Unlike Benjamin, for whom divine violence would bring transformative justice that would right all wrongs, for Assman any concept of the monotheistic divine is itself marked by the "murderous distinction" that carries the seeds of political as well as religious violence. Given how deeply monotheism is imbricated in the fibers of our culture, what is being said then?: that we, the legatees of Jewish, Christian and Muslim monotheisms, are condemned to repeat cycles of violence -- a view which Bernstein also seems to endorse? (177ff.) How can the level of abstraction at which such assertions are made really help us understand the entangled history of religious borrowings and competition, of coexistence as well as toleration? It is too easy to posit "the limits of toleration" to have been just an Enlightenment illusion without analyzing historically and philosophically the ways in which monotheistic religions have had to incorporate into their own doctrinal and political hermeneutic the existence of "other" truths, thus struggling with forms of tolerance as aspects of religious doctrine.
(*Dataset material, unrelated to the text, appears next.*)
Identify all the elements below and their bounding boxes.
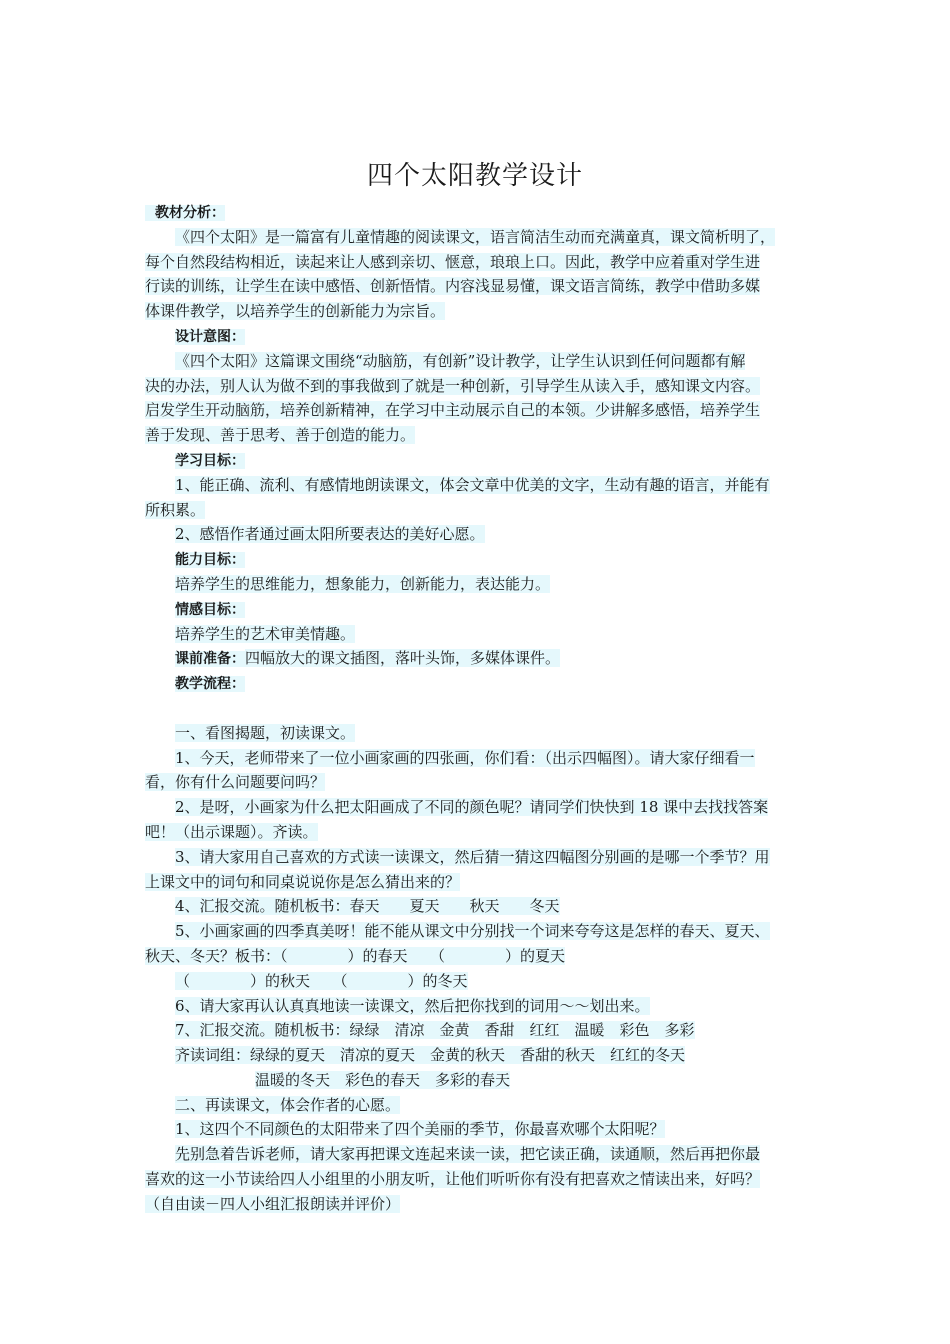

Nor can such a culturalist perspective explain why and how Sunni and Shi'a or Serb and Bosnian populations, which had coexisted for centuries, all of a sudden erupt in violence. The theory of the "murderous distinction" explains too much and too little: it explains too much because it postulates the intrinsic propensity toward religious violence at all times and among all monotheistic peoples, and it explains too little because when violence erupts it has little to say about why or how, under these particular circumstances, here and now?
I have to ask whether Bernstein, despite his balanced and sagacious reading of all these thinkers, is not too indulgent of theories of violence that, with very few exceptions, lack historical and socio-economic specificity. Is it plausible to flirt with theories of violence in order to free oneself from the "stultifying Kantianism" of the present? When the chips are down and distinctions need to be made between legitimate power and structural violence, symbolic violence and the like, how are we supposed to be able to do that without normative thinking, whether Kantian or not?
We need to remind ourselves of Jonathan Schell's words:
in a steady and irreversibly widening sphere, violence, always a mark of human failure and a bringer of sorrow, has now also become dysfunctional as a political instrument. Increasingly, it destroys the ends for which it is employed, killing the user as well as his victim. It has become the path to hell on earth and the end of the earth. This is the lesson of the Somme and Verdun, of Auschwitz and Bergen-Belsen, of Vorkuta and Kolyma; and it is the lesson, beyond a shadow of a doubt, of Hiroshima and Nagasaki.
 Jonathan Schell, The Unconquerable World. Power, Nonviolence, and the Will of the People (A Metropolitan Book: New York, 2003), p. 9.
 See here Rainer Forst's impressive work, Toleration in Conflict. Past and Present, trans. by Ciaran Cronin (Cambridge: Cambridge University Press, 2013).
 Schell, The Unconquearable World, p. 7.